An official from Finance Watch told Reuters: “We are not seeing good news for the economy ten years after the crisis that would justify this.” More than three quarters of bankers paid over 1 million euros are based in London, the dominant Anglo-Saxon financial hub for Europe, and an extension of American influence.
A European Banking Authority study showed how bankers in London have recovered from the spectacular crash ten years ago that triggered state bailouts with taxpayers’ money.
While most of Europe’s high earners each made between 1 and 2 million euros in 2016, the EBA research found that over 500 had been paid even more. Last year, one executive in asset management earned a 30 million euro bonus, taking home total pay of more than 33 million euros.
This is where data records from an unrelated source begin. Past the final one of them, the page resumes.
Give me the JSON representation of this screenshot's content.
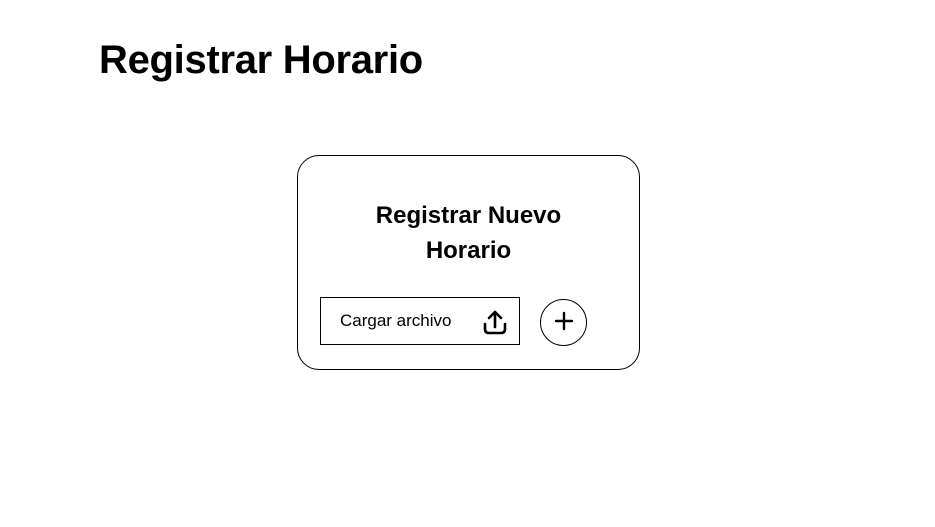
{
  "page": {
    "title": "Registrar Horario"
  },
  "card": {
    "title_line1": "Registrar Nuevo",
    "title_line2": "Horario",
    "upload_button": {
      "label": "Cargar archivo",
      "icon": "upload-icon"
    },
    "add_button": {
      "icon": "plus-icon"
    }
  },
  "colors": {
    "background": "#ffffff",
    "foreground": "#000000"
  }
}
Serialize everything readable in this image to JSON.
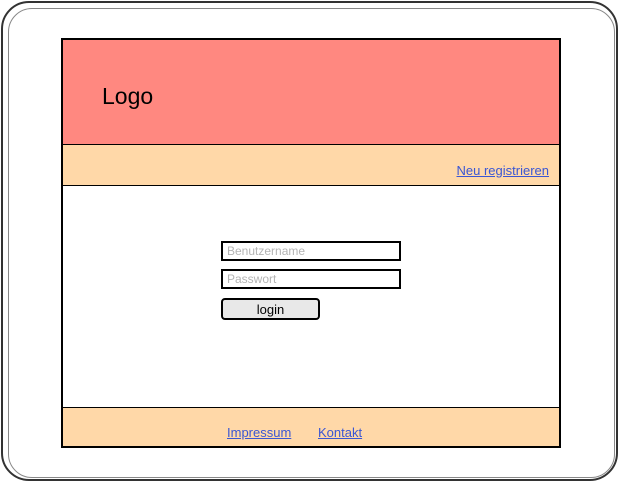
{
  "header": {
    "logo_text": "Logo",
    "background_color": "#ff8880"
  },
  "topbar": {
    "register_link": "Neu registrieren",
    "background_color": "#ffd8a8"
  },
  "login_form": {
    "username_placeholder": "Benutzername",
    "username_value": "",
    "password_placeholder": "Passwort",
    "password_value": "",
    "login_button_label": "login"
  },
  "footer": {
    "links": [
      "Impressum",
      "Kontakt"
    ],
    "background_color": "#ffd8a8"
  },
  "colors": {
    "link": "#3a56d4"
  }
}
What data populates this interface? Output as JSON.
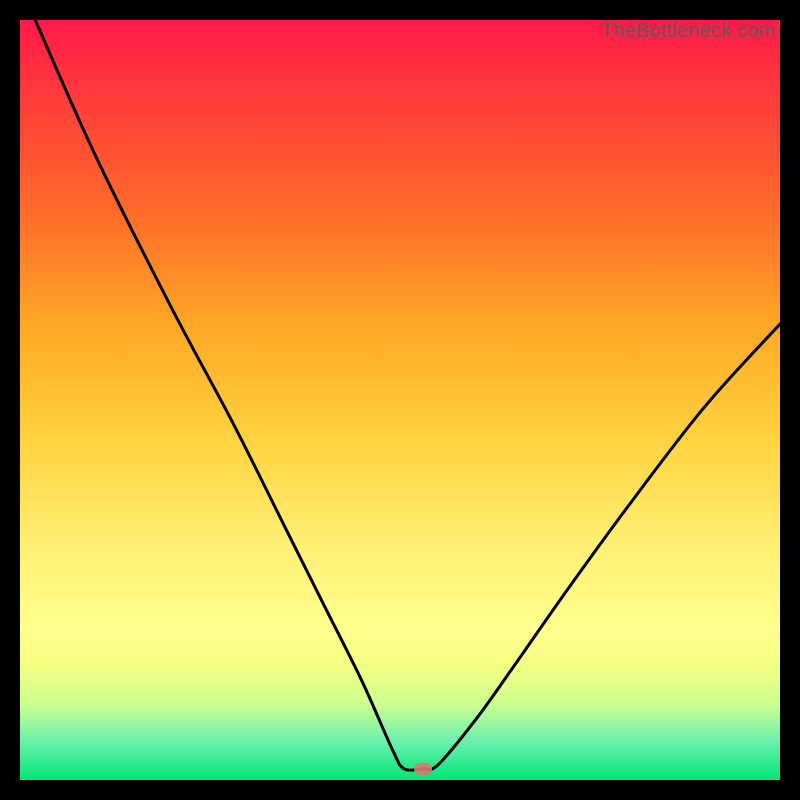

Such payouts are often at the expense of shareholders in Europe’s banks, the EBA said, reflected in low dividends as London bankers represent an anomaly among the roughly 2,8 million bank staff across the European Union.
Because most of the big earners are based in London, this has skewed the data on the number of high earners which rose from less than 3 500 in 2010 to 4 597 in 2016, the EBA said.
EBA data showed the gulf between London and the rest of Europe. In 2016 Germany had just 253 bankers who earned more than one million euros and Paris had roughly 200, while London counted more than 3 500.
Experts at Helaba bank estimated that Germany’s financial center Frankfurt was less than one fifth the size of London.
Because of Brexit, companies in the United Kingdom’s financial services sector will move some of their activities and staff to the European Union to continue operating in the single market. The United Kingdom’s financial sector is particularly important, representing almost 7 percent of the country’s gross domestic product and more than 3 percent of all jobs.
Around 40 percent of UK banking and investment services exports go to the European Union.
Such companies have “passporting rights,” which allow them to sell their services — such as investment banking, asset management and insurance — in the EU single market without needing to ask for authorization in each member state.
The European Union also has agreements with the United States, Japan and Singapore through a mechanism known as “equivalence,” according to which Brussels grants market access to banks and insurers from countries where the national rules are in line with those of the European Union.
But equivalence excludes commercial loans. More importantly, equivalence agreements are periodically reviewed, which means that Brussels has the right to unilaterally end them. Bankers in the Anglosphere have been pressuring the EU to forego this right.